Lipson-smJafi Lipson, MD, Assistant Professor of Radiology, Stanford University School of Medicine

“We wanted to see whether there were any associations between patient age or actual breast density and their awareness of breast density, and there were no correlations,” Lipson said. “There were many women with dense breasts who weren’t aware and many women with fatty breasts who were aware, but there wasn’t a predictable association at all; there was a distribution among all the densities.”

The study is the first in what the investigators hope will be a number of collaborations with hospitals serving various populations. Lipson admitted this initial study was basic, without any data collection on demographic information. Furthermore, the sample, which included 105 women, was relatively affluent and relatively white. “That’s why we’re trying to make plans to execute the study in a number of different settings—to see if the findings hold up,” she continued. Currently, the researchers have a partnership with the Santa Clara Valley Medical Center, which serves a community of Hispanic and Vietnamese patients, as well as low-income patients.

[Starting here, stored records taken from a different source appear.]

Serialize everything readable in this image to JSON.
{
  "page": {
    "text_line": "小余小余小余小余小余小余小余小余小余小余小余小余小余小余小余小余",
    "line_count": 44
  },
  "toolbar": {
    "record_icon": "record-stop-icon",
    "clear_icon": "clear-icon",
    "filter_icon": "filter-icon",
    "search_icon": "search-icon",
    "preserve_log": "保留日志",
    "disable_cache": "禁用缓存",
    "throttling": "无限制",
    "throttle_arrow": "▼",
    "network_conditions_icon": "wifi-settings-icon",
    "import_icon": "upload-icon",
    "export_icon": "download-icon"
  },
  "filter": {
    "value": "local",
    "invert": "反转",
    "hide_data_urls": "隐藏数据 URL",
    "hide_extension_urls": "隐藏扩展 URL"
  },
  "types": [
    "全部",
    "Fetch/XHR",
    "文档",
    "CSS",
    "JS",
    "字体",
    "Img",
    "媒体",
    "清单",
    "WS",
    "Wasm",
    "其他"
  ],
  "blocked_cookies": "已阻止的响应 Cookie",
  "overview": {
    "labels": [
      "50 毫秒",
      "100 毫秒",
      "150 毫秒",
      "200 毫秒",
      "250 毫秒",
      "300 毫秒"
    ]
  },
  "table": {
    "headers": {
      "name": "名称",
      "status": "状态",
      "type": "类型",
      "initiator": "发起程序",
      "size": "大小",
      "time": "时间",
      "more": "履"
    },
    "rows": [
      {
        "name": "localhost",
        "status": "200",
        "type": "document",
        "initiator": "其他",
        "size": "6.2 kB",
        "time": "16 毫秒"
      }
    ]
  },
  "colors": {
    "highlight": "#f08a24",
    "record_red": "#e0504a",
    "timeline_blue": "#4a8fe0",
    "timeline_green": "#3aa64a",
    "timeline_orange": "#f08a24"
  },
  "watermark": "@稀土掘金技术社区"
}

Lipson said she also hopes to execute the survey in a predominantly African American population.

Due to the new reality regarding patient awareness, as well as the fact that breast density is a strong, independent risk factor for breast cancer, Lipson said she knew that radiologists would need to start exploring the option of supplemental screening, such as automated whole-breast ultrasound and contrast-enhanced mammography, at least on a research basis.  She added that the survey not only offers a sense of the baseline awareness of the population, but it also provides researchers with a potential recruitment tool for patients. 

Dave pointed out that although educating patients about the association between breast density and breast cancer risk is important, the topic has sparked debate in the medical and political spheres.  Lipson explained that once patients are given this information, doctors may or may not be able to help them act on that information in a beneficial way. Moreover, there is a lack of maturity of the evidence to support the use of supplemental screening tools, Lipson added.

“I don’t want to come down on one side or the other regarding legislating this communication of information to patients, but I’m really excited that the RSNA media community has chosen to highlight our study because I think finding out what patients know is really important,” Lipson concluded. “I think it’s the first step toward understanding the patients that we’re trying to help.”

Mammography Guidelines

Women should begin receiving their annual screening mammogram at age 40, despite the revised guidelines issued by the US Preventive Services Task Force (USPSTF), according to researchers.

In the past, the USPSTF and the American Cancer Society (ACS) had recommended routine screening mammography for all women over the age of 40. However, in a controversial move in 2009, the USPSTF shifted their stance and recommended routine screening with mammography every 2 years for women 50 to 74 years old.

Still, the ACS and the American College of Radiology (ACR) hold that patients should receive them at age 40.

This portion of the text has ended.